Two key solutions were added to GSplatLoc: firstly, the distillation of key point descriptors into 3D Gaussian parameters at the stage of building a scene representation, and secondly, the use of 3DGS as the basis for rapid visual optimization. Unlike the classic structure-based approaches (SIFT/ORB/ORB + PnP/RANSAC), highly dependent on the quality of matches and texture of the scene, and on neural network regressors of the pose/coordinates of the scene, less scalable to large street locations, GSplatLoc combines 2D-3D matching with photometric refinement of the pose in real time on a "fast" differentiable renderer of the 3DGS. This provides several practical possibilities:
- Distilling features into 3D Gaussians turns 3D representation into a search base for correspondences between 2D key points in the image and 3D Gaussians
- The use of 3DGS simplifies training and application (inference) compared to implicit neural network representations (NeRF), which optimizes scaling to large and dynamic street scenes
- Three modes of operation have been proposed - "rough," "basic" and "accurate" - allowing you to adjust the balance between speed and accuracy for a specific hardware and task
The results on the benchmarks confirm the effectiveness: in the premises (7-Scenes), the method showed state-of-the-art among the approaches based on neural rendering - with an average error in position within a few centimeters and in orientation - about 1 °; on street stages (Cambridge Landmarks) - the optimal quality among the methods compared, with an average error of about tens of centimeters and about 1 ° in orientation. GSplatLoc is resistant to complex dynamic conditions (moving people, glass surfaces, mirrors). The processing time of one frame in three modes: "rough" - ≈ 0.2 s, "basic" - ≈ 0.8 s, "accurate" - ≈ 2.0 s.

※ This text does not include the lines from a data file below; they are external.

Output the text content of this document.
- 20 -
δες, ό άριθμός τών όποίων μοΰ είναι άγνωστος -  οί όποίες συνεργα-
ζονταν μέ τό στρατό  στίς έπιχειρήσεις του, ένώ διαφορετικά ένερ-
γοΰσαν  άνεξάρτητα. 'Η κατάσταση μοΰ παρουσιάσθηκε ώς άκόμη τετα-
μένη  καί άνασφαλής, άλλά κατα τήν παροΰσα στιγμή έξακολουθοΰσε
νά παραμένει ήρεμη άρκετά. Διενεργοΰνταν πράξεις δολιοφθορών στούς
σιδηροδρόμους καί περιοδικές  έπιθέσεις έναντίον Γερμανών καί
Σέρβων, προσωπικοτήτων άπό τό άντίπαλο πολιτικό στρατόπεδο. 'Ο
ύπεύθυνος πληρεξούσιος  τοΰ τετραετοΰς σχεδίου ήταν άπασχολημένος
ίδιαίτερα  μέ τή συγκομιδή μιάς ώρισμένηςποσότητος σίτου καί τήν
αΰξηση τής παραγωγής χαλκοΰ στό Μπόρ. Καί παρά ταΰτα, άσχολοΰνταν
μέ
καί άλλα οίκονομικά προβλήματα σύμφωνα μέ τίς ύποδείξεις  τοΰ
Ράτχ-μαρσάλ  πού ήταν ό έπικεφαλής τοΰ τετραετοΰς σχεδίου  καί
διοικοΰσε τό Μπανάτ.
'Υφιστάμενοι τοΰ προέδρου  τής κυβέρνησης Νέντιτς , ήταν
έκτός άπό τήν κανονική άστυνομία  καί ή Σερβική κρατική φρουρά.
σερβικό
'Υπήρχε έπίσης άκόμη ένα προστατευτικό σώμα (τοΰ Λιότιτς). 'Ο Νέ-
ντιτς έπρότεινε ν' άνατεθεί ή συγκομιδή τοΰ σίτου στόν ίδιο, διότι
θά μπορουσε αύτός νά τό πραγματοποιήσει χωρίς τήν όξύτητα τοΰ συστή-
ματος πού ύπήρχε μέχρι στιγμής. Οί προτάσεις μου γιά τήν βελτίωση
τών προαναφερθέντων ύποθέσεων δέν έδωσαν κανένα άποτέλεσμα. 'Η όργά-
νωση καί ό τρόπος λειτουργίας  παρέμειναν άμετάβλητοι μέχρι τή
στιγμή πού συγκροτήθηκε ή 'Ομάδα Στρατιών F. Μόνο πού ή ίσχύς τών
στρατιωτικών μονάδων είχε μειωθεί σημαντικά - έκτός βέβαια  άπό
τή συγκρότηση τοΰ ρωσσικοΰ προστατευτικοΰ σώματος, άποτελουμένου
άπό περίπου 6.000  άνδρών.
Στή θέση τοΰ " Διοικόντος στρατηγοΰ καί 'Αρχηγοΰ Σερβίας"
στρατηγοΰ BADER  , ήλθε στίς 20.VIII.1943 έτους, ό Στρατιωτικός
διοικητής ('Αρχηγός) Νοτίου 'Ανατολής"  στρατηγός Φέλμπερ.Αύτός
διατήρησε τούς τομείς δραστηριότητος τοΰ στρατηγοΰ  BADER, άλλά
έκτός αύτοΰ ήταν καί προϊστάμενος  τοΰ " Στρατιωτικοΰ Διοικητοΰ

| Imagine a courier robot delivering food in a large shopping mall. Ordinary navigation systems, like GPS, inside buildings do not work or give an error of several meters - the robot may get confused in the corridors or not find the desired store. The GSplatLoc method allows the robot to "see" the environment and accurately determine where it is, up to a centimeter. He compares the image from the camera with his 3D map and instantly clarifies the position. The robot quickly finds the route even in halls with moving people, glass doors and mirrors. The technology can also be used in AR glasses - for example, to accurately apply virtual pointers or navigation to real space. told Rakhimov Ruslan, head of the scientific group CV Research, T-Bank AI Research |
GSplatLoc demonstrates that fast 3D representations combined with classic 2D-3D mappings provide practical, fast, and accurate localization from a single RGB frame. This reduces sensor requirements (to camera or camera + IMU configurations) and allows you to scale solutions for robotics and AR services in real-world conditions.